“The father of the righteous shall greatly rejoice: and he that begetteth a wise child shall have joy of him.”Proverbs 23:24
Nathaniel Rosendo Mendez was born in June 2003. He came into this world larger than life as he was the biggest newborn ever in our family. He had an insatiable appetite and he never slept. We would rock him to sleep only to find that when we tried to lay him down, his eyes were wide open, and he was just waiting to cry the second his body touched the crib mattress. Our eyes were bloodshot and we would forget what day of the week it was. Rebekah was exhausted to the point that if she was only able to take a shower, she felt she was winning the day. Nate brought many challenges to a young couple who were desperately trying to raise their firstborn child. The books never mentioned what to do when he didn’t sleep and what to do when he never seemed to get full. Mr. Sandman never visited our house in those first ten months, even though I put in many complaints that he was never around.
We wanted things to be perfect for our baby, but perfection never comes from imperfect people. Before we had kids, we promised to never let the TV babysit them, but Nate loved a silly cartoon that captured his attention long enough for us to find Mr. Sandman ourselves. We would grow tired of his crying and bring him into our bed only to wake up to him crying because he fell out of the bed. When he was only two months old, I put him in the hammock on the patio while I cut the grass, only to forget about him after I finished, and I could hear his cries from outside while I was getting ready for work inside. I grew angry at him over the years for not sleeping, for missing assignments in school, and for not doing things exactly the way I wanted them done. I once grew so angry with him that I punched my steering wheel so hard I am surprised my airbag did not deploy. I provoked him to wrath many times, and I was convicted that I needed to apologize to him and make things right.
Ephesians 6:4 tells us, “And, ye fathers, provoke not your children to wrath: but bring them up in the nurture (training) and admonition of the Lord.” The Devil whispers in my ear my many shortcomings as a father, but I remind him that I asked forgiveness for those sins, and God is bigger than my failures. We did our best to raise Nate up in the nurture and admonition of the Lord, and we dedicated him to God when he was only a few days old. He has had his struggles with sin as we all do, but I am proud of the young man he is becoming. He graduated high school, and I became overwhelmed by feelings I did not know I even had. I guess I did not realize how quickly time went by, and I mourned the little boy who was now a young man and taking the next step in life. He was no longer my little boy, but he was there on stage, moving his graduation cap tassel to the other side and headed for bigger and better things. The week was capped off by both Nate and Kate getting baptized and my heart was truly full.

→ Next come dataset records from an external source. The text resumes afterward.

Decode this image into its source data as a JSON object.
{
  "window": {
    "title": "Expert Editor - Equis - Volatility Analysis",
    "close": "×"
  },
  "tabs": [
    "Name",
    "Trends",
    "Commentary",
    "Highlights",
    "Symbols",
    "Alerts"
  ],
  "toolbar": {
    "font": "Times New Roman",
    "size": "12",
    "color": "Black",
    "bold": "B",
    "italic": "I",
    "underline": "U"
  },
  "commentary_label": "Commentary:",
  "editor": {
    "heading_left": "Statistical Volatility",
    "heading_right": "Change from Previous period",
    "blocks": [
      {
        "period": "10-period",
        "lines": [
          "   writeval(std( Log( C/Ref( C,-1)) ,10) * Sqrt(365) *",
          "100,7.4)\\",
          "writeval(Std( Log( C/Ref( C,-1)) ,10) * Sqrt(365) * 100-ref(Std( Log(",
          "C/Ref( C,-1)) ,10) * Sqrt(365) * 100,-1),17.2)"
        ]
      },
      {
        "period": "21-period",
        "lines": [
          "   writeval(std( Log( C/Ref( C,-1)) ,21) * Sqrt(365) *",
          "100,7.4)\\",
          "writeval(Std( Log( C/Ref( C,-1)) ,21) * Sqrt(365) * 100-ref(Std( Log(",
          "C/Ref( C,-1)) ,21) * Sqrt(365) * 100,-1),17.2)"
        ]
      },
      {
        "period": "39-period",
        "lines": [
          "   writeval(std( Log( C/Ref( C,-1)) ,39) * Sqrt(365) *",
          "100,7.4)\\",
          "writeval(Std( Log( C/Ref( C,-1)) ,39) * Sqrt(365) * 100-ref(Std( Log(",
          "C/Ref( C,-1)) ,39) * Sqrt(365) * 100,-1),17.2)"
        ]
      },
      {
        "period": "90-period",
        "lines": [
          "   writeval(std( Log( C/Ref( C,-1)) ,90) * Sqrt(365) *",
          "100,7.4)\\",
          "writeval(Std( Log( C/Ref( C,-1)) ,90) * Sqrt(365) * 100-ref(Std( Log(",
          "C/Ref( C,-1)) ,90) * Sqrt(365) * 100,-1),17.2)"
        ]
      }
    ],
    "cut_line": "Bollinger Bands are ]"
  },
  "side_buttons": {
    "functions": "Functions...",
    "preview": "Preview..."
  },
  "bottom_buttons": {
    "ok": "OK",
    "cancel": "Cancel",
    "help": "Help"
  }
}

Nate signed up to work at a Christian camp for the summer, and I did not realize how much I would miss him. We came home after dropping him off at camp, and we were all overcome by grief, which I expected from my wife, but not from myself. I got into a funk until I realized how God would work in his life that summer, and how proud I was that he was doing something of eternal value. Selfishly, I wished he was home, but I am grateful that he chose to spend the summer at a Christian camp. He was exposed to men of God who preached the Word, and he was devoid of a cell phone signal, which would be good for all of us. I hardly recognized him when I saw him again, but my prayer is that he looks more like Christ everyday.
I think of all the times I wasted as a youth, and I am grateful to God that Nate did not choose to do the same. Do or would your parents have joy of you? Do you honor them by the way you live your life? More importantly, do you honor your Heavenly Father by the way you live your life? May we live our life in the light of eternity, and may we one day rejoice when we see our Father face to face. What will you do with your summer? Will you simply work on your tan or will you draw close to the Son? May our time be spent pleasing God, and may we give our all to Him.